Hauschulz, Kurt

 

* 2. Oktober 1895, Danzig

† 24. Dezember 1975, Gießen

 

Kurt Hauschultz trat am 25. August 1914 als Kriegsfreiwilliger in das Landwehr-Infanterie-Regiment 21. Nach einer Ausbildung beim MG-Ausbildungskurs in Döberitz zog er am 23. November 1914 mit dem Feld-MG-Zug 25 des Lehr-Infanterie-Regiments 76 ins Feld. Am 15. Juni 1915 wurde er als Feldwebel zum MG-Zugführer im Reserve-Jäger-Bataillon 2 versetzt. Nach einer Erkrankung wurde er am 17. Januar 1917 Führer der 3. MG-Kompanie beim Infanterie-Regiment 450. Bei Kriegsende Leutnant der Reserve, wurde er am 7. Dezember 1918 aus dem Heeresdienst entlassen und trat in den Zolldienst über. Am 1. Juli 1921 folgte dann der Übertritt in die Polizei.
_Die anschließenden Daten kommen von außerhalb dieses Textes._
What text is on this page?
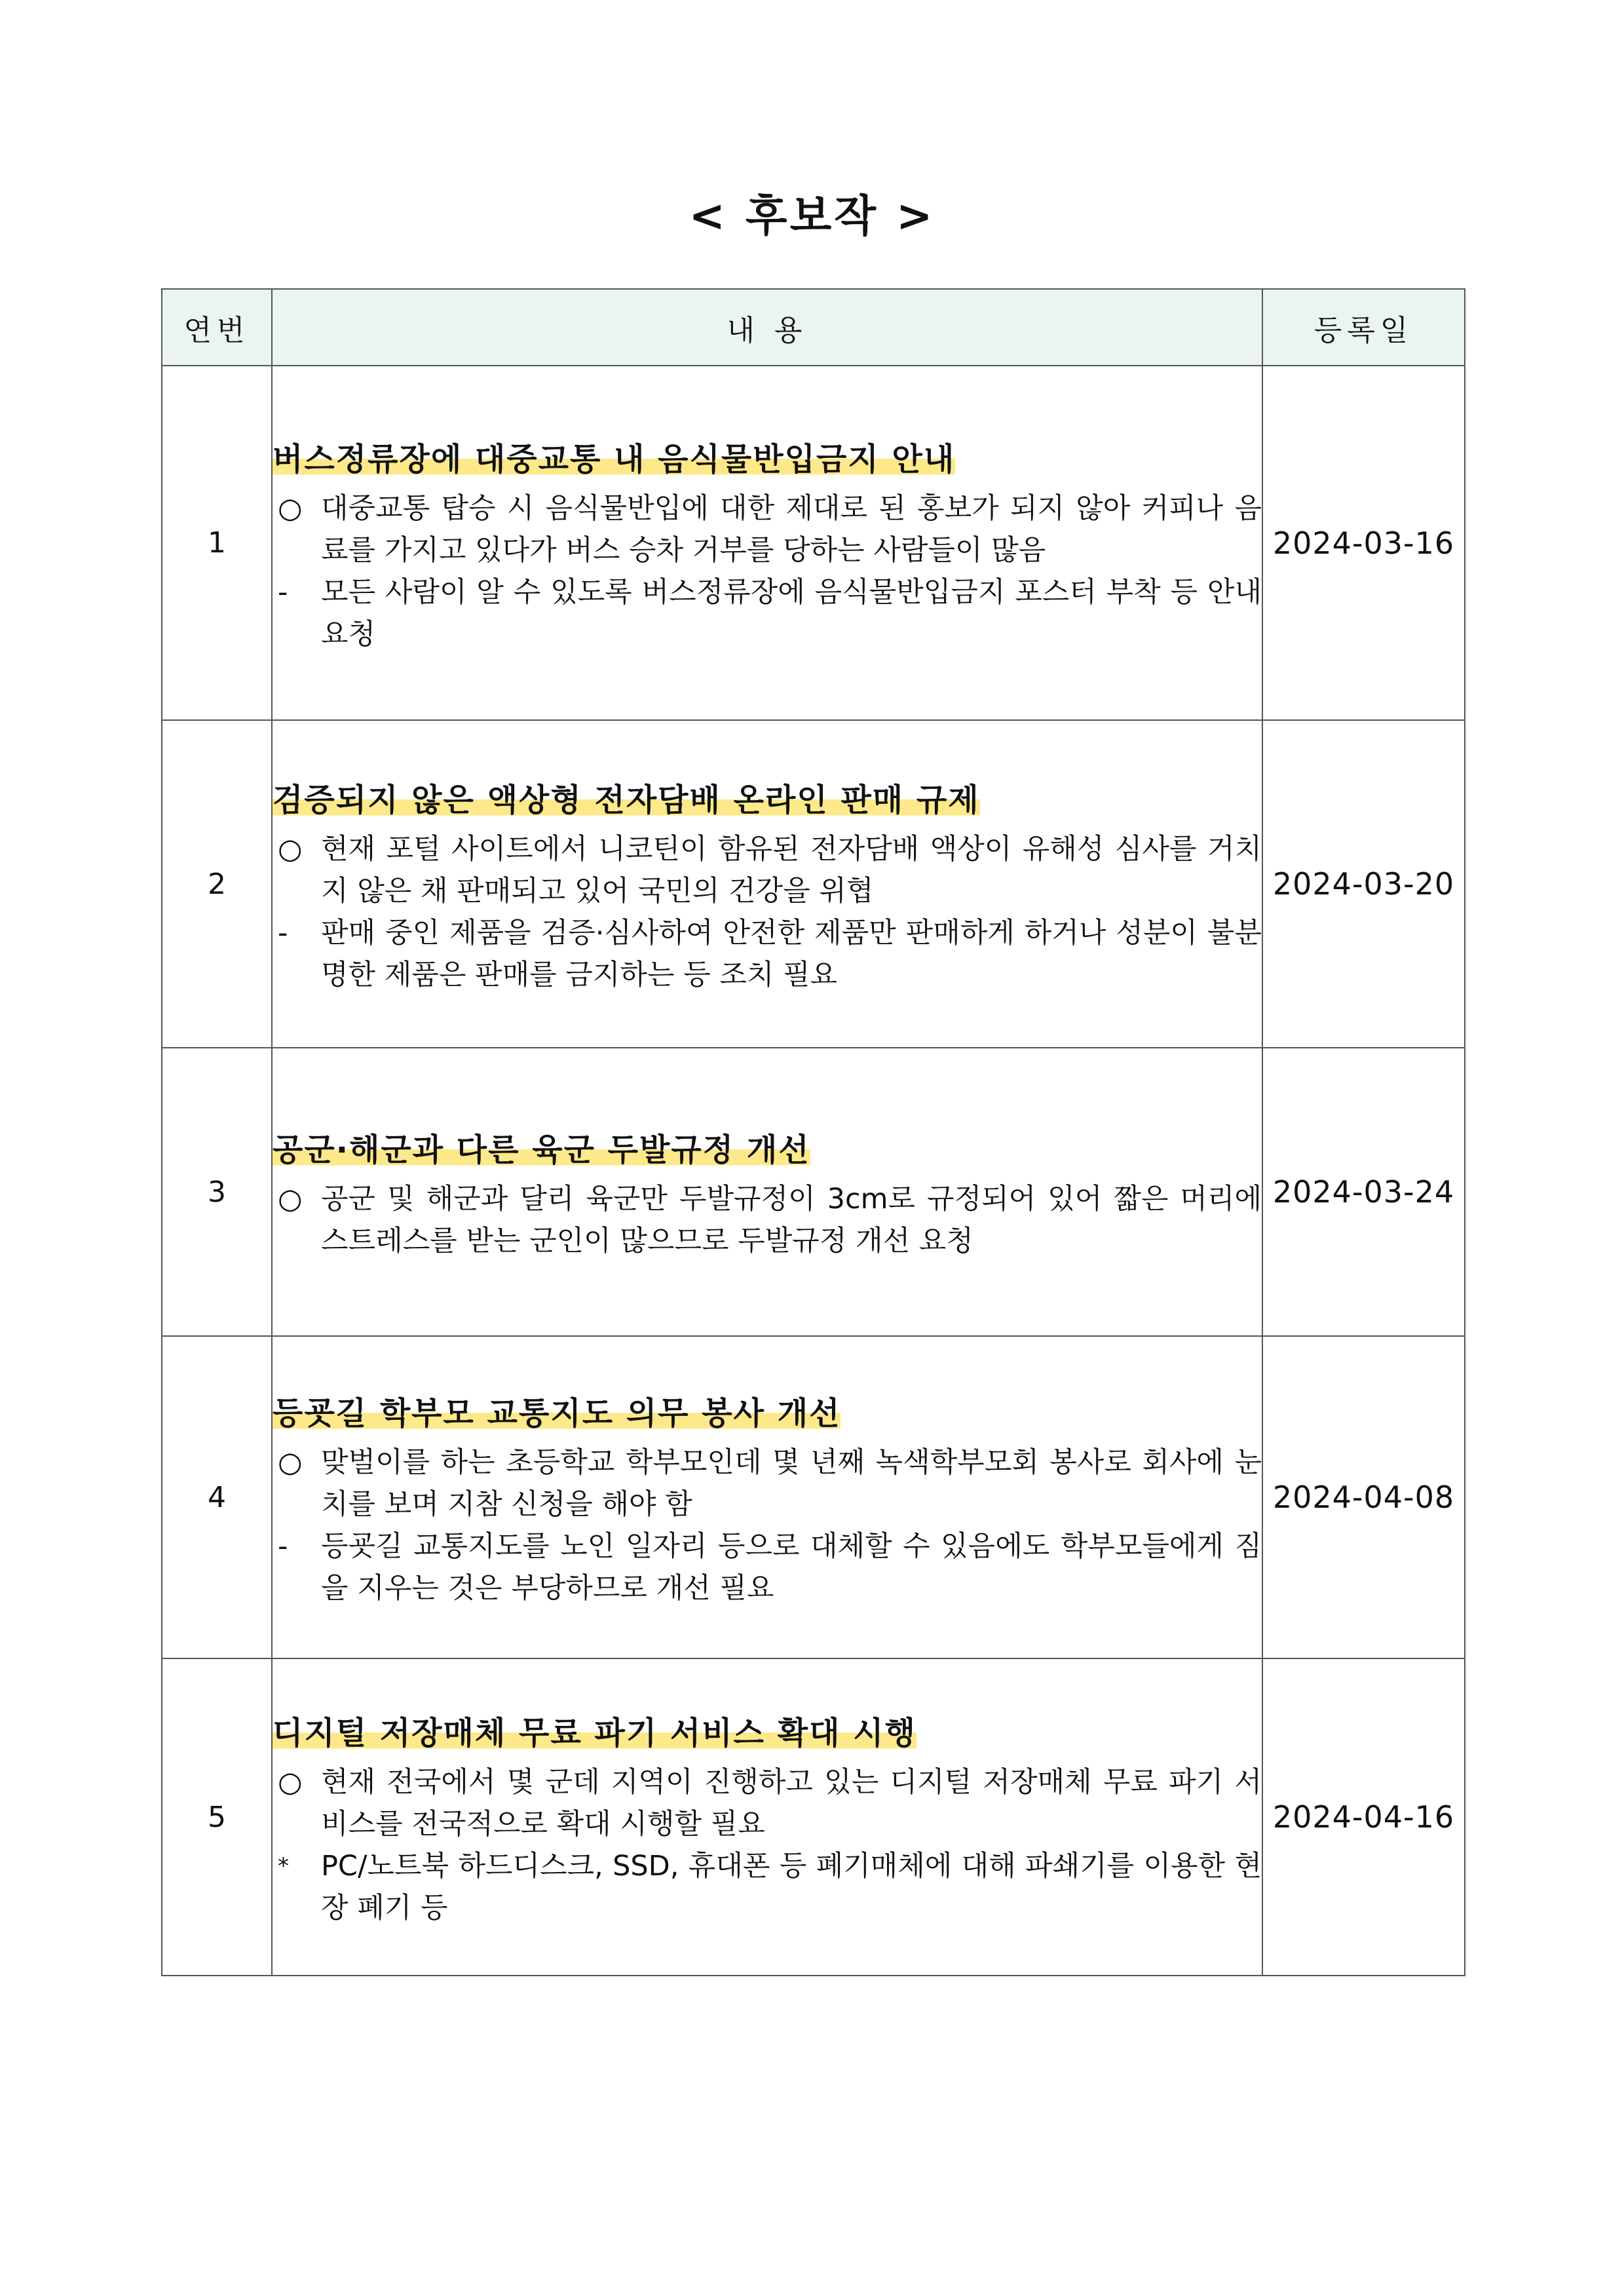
< 후보작 >
연번	내 용	등록일
1	버스정류장에 대중교통 내 음식물반입금지 안내
○ 대중교통 탑승 시 음식물반입에 대한 제대로 된 홍보가 되지 않아 커피나 음료를 가지고 있다가 버스 승차 거부를 당하는 사람들이 많음
- 모든 사람이 알 수 있도록 버스정류장에 음식물반입금지 포스터 부착 등 안내 요청	2024-03-16
2	검증되지 않은 액상형 전자담배 온라인 판매 규제
○ 현재 포털 사이트에서 니코틴이 함유된 전자담배 액상이 유해성 심사를 거치지 않은 채 판매되고 있어 국민의 건강을 위협
- 판매 중인 제품을 검증·심사하여 안전한 제품만 판매하게 하거나 성분이 불분명한 제품은 판매를 금지하는 등 조치 필요	2024-03-20
3	공군·해군과 다른 육군 두발규정 개선
○ 공군 및 해군과 달리 육군만 두발규정이 3cm로 규정되어 있어 짧은 머리에 스트레스를 받는 군인이 많으므로 두발규정 개선 요청	2024-03-24
4	등굣길 학부모 교통지도 의무 봉사 개선
○ 맞벌이를 하는 초등학교 학부모인데 몇 년째 녹색학부모회 봉사로 회사에 눈치를 보며 지참 신청을 해야 함
- 등굣길 교통지도를 노인 일자리 등으로 대체할 수 있음에도 학부모들에게 짐을 지우는 것은 부당하므로 개선 필요	2024-04-08
5	디지털 저장매체 무료 파기 서비스 확대 시행
○ 현재 전국에서 몇 군데 지역이 진행하고 있는 디지털 저장매체 무료 파기 서비스를 전국적으로 확대 시행할 필요
* PC/노트북 하드디스크, SSD, 휴대폰 등 폐기매체에 대해 파쇄기를 이용한 현장 폐기 등	2024-04-16
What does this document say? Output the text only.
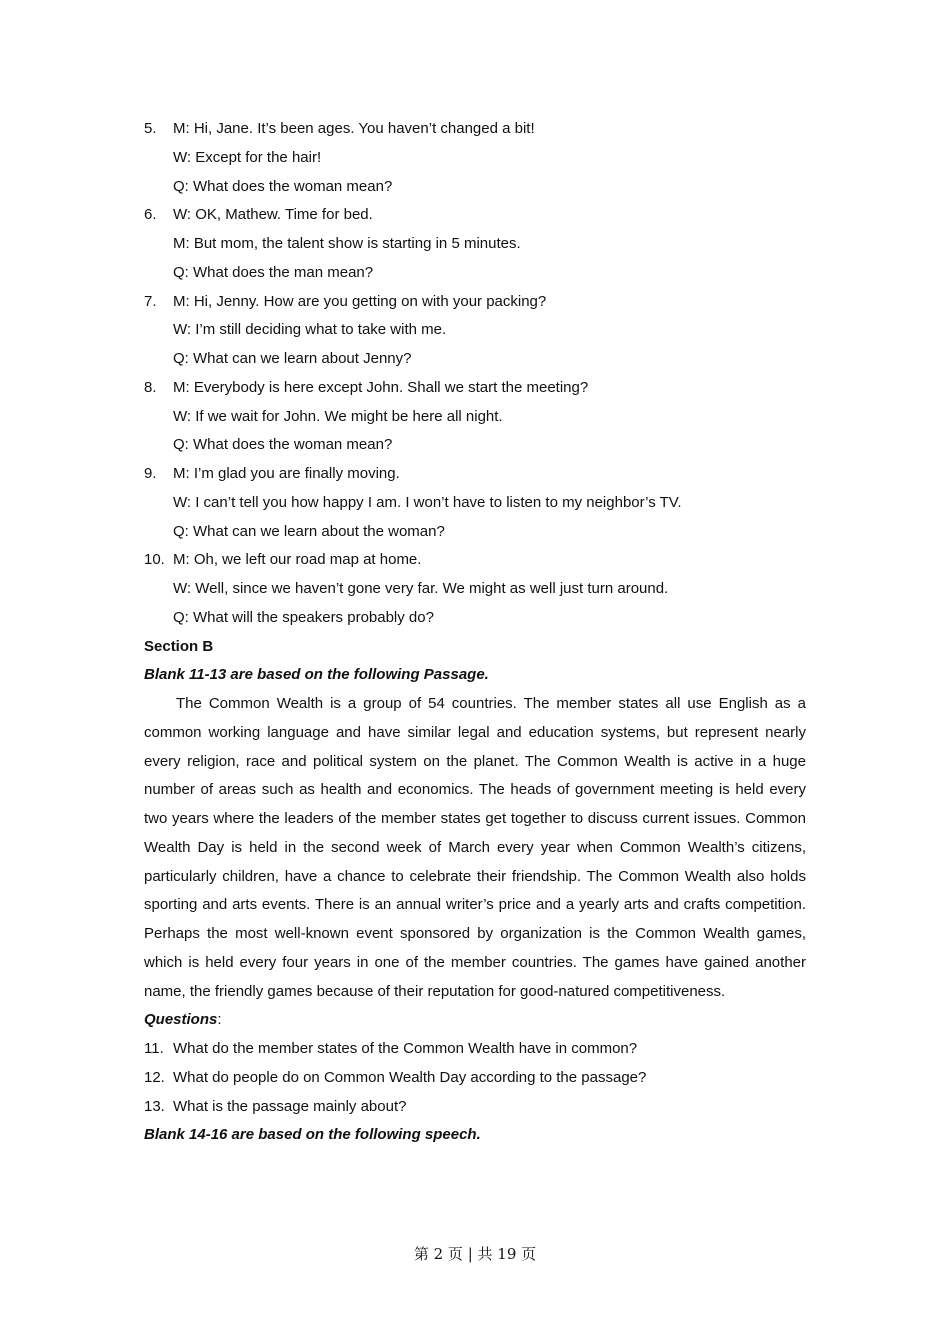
5. M: Hi, Jane. It’s been ages. You haven’t changed a bit!
W: Except for the hair!
Q: What does the woman mean?
6. W: OK, Mathew. Time for bed.
M: But mom, the talent show is starting in 5 minutes.
Q: What does the man mean?
7. M: Hi, Jenny. How are you getting on with your packing?
W: I’m still deciding what to take with me.
Q: What can we learn about Jenny?
8. M: Everybody is here except John. Shall we start the meeting?
W: If we wait for John. We might be here all night.
Q: What does the woman mean?
9. M: I’m glad you are finally moving.
W: I can’t tell you how happy I am. I won’t have to listen to my neighbor’s TV.
Q: What can we learn about the woman?
10. M: Oh, we left our road map at home.
W: Well, since we haven’t gone very far. We might as well just turn around.
Q: What will the speakers probably do?
Section B
Blank 11-13 are based on the following Passage.

The Common Wealth is a group of 54 countries. The member states all use English as a common working language and have similar legal and education systems, but represent nearly every religion, race and political system on the planet. The Common Wealth is active in a huge number of areas such as health and economics. The heads of government meeting is held every two years where the leaders of the member states get together to discuss current issues. Common Wealth Day is held in the second week of March every year when Common Wealth’s citizens, particularly children, have a chance to celebrate their friendship. The Common Wealth also holds sporting and arts events. There is an annual writer’s price and a yearly arts and crafts competition. Perhaps the most well-known event sponsored by organization is the Common Wealth games, which is held every four years in one of the member countries. The games have gained another name, the friendly games because of their reputation for good-natured competitiveness.

Questions:
11. What do the member states of the Common Wealth have in common?
12. What do people do on Common Wealth Day according to the passage?
13. What is the passage mainly about?
Blank 14-16 are based on the following speech.
第 2 页 | 共 19 页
Am 21. November 1935 wurde Kurt Hauschulz als Major wieder in das Heer übernommen und Chef der 3. Kompanie des Flak-Bataillons 1, ab dem 1. April 1936 MG-Bataillon 31. Am 20. Januar 1937 wurde er in das Infanterie-Regiment 1 versetzt und am 16. März Chef der 7. Kompanie. Am 1. Juli 1937 wurde er zum MG-Bataillon 31 kommandiert und dort am 12. Oktober Kommandeur. des Bataillons. Nachdem er am 1. Februar 1938 zum Oberstleutnant befördert worden war, wurde er am 26. August 1939 Kommandeur des Infanterie-Ersatz-Bataillon 206. Am 9. Oktober 1939 wurde er in die Führer-Reserve versetzt und einen Tag später Kommandeur des Flak-Umschul-Lehrgangs Altwarp. Nach nur einer Woche wurde das Kommando wieder aufgehoben und Hauschulz wieder in die Führerreserve versetzt. Am 1. Dezember 1939 wurde er Stabsoffizier der Flak-Ersatztruppen im OKH und am 27. Mai 1940 Kommandeur der Truppen-Luftschutzschule Döberitz und gleichzeitig Kommandant des Truppenübungsplatzes Altwarp. Am 1. Januar 1941 wurde er zum Oberst befördert und am 5. Mai 1941 zum Kommandeur des Infanterie-Regiments 475 ernannt. Am 29. November 1943 wurde er Kommandeur des Reserve-Grenadier-Regiment 217. Am 5. Februar 1944 wurde er ins Lazarett eingeliefert und am 10. Februar 1944 Kommandeur des Grenadier-Ersatz- und Ausbildungs-Regiment 491. Am 30. August 1944 wurde er an die Flugabwehrschule der Infanterie in Greifswald kommandiert, deren Kommandeur er am 1. Oktober 1944 wurde. Am 1. Dezember 1944 folgte die Beförderung zum Generalmajor und am 22. Januar 1945 wurde Hauschulz Kommandeur der Armeewaffen-Schule beim AOK 16. Nachdem er am 27. Februar nochmals kurz das Kommando über die Flugabwehrschule der Infanterie in Greifswald übernommen hatte, wurde Hauschulz am 18. April 1945 Kommandant von Stralsund. Bei Kriegsende kam er in Gefangenschaft, aus der er am 26. Juni 1947 entlassen.